Such an accusation misrepresents the Bangladeshi people
In a recent episode of the BBC show Impact, BBC News Religious Affairs correspondent Martin Bashir asserted that Bangladeshi’s ruling party, the Awami League, “have openly talked about persecuting Christians” in an effort to “scapegoat that minority community.”
Nothing could be further from the truth.
What is especially disappointing is that an institution as highly regarded as the BBC, with the resources required to test the veracity of claims such as these, allowed such a blatant lie to go unchallenged on air.
The fact that the guest who voices such a blatant falsehood is BBC’s official religious affairs correspondent only makes it worse.

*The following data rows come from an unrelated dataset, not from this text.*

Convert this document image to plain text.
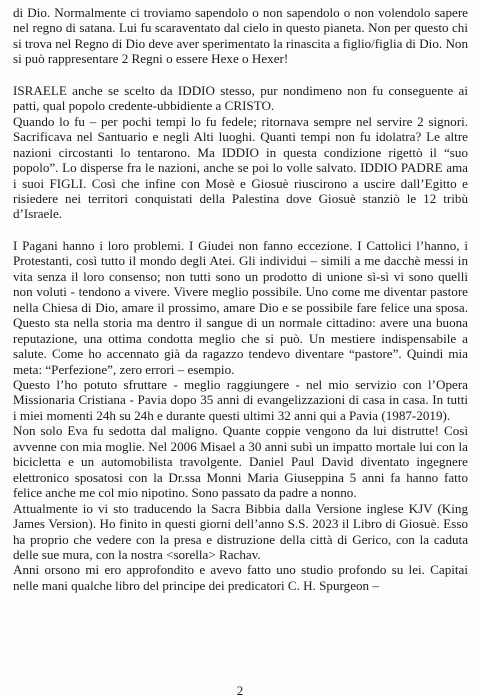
di Dio. Normalmente ci troviamo sapendolo o non sapendolo o non volendolo sapere nel regno di satana. Lui fu scaraventato dal cielo in questo pianeta. Non per questo chi si trova nel Regno di Dio deve aver sperimentato la rinascita a figlio/figlia di Dio. Non si può rappresentare 2 Regni o essere Hexe o Hexer!

ISRAELE anche se scelto da IDDIO stesso, pur nondimeno non fu conseguente ai patti, qual popolo credente-ubbidiente a CRISTO.

Quando lo fu – per pochi tempi lo fu fedele; ritornava sempre nel servire 2 signori. Sacrificava nel Santuario e negli Alti luoghi. Quanti tempi non fu idolatra? Le altre nazioni circostanti lo tentarono. Ma IDDIO in questa condizione rigettò il “suo popolo”. Lo disperse fra le nazioni, anche se poi lo volle salvato. IDDIO PADRE ama i suoi FIGLI. Così che infine con Mosè e Giosuè riuscirono a uscire dall’Egitto e risiedere nei territori conquistati della Palestina dove Giosuè stanziò le 12 tribù d’Israele.

I Pagani hanno i loro problemi. I Giudei non fanno eccezione. I Cattolici l’hanno, i Protestanti, così tutto il mondo degli Atei. Gli individui – simili a me dacchè messi in vita senza il loro consenso; non tutti sono un prodotto di unione sì-sì vi sono quelli non voluti - tendono a vivere. Vivere meglio possibile. Uno come me diventar pastore nella Chiesa di Dio, amare il prossimo, amare Dio e se possibile fare felice una sposa. Questo sta nella storia ma dentro il sangue di un normale cittadino: avere una buona reputazione, una ottima condotta meglio che si può. Un mestiere indispensabile a salute. Come ho accennato già da ragazzo tendevo diventare “pastore”. Quindi mia meta: “Perfezione”, zero errori – esempio.

Questo l’ho potuto sfruttare - meglio raggiungere - nel mio servizio con l’Opera Missionaria Cristiana - Pavia dopo 35 anni di evangelizzazioni di casa in casa. In tutti i miei momenti 24h su 24h e durante questi ultimi 32 anni qui a Pavia (1987-2019).

Non solo Eva fu sedotta dal maligno. Quante coppie vengono da lui distrutte! Così avvenne con mia moglie. Nel 2006 Misael a 30 anni subì un impatto mortale lui con la bicicletta e un automobilista travolgente. Daniel Paul David diventato ingegnere elettronico sposatosi con la Dr.ssa Monni Maria Giuseppina 5 anni fa hanno fatto felice anche me col mio nipotino. Sono passato da padre a nonno.

Attualmente io vi sto traducendo la Sacra Bibbia dalla Versione inglese KJV (King James Version). Ho finito in questi giorni dell’anno S.S. 2023 il Libro di Giosuè. Esso ha proprio che vedere con la presa e distruzione della città di Gerico, con la caduta delle sue mura, con la nostra <sorella> Rachav.

Anni orsono mi ero approfondito e avevo fatto uno studio profondo su lei. Capitai nelle mani qualche libro del principe dei predicatori C. H. Spurgeon –

2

This shows complete ignorance with regards to Bangladesh’s political climate and its current ruling party, who has worked hard to foster pluralism and secularism.
To assert, then, that Awami League politicians have “galvanized their base by charging accusations against religious minorities,” be they Christian or otherwise, is a slap in the face of what Bangladesh, its people, and indeed its ruling party have accomplished in the last decade or so.
Bangladesh has no doubt had its fair share of issues regarding violence against minorities.
But to suggest that such violence is condoned by the government, let alone that it is part of its official modus operandi when it comes to garnering support from the masses misses the mark. Not to mention the fact that such an accusation misrepresents the Bangladeshi people in the most unjust manner possible.
We had expected better of the BBC than to allow such falsehoods to go on air unquestioned.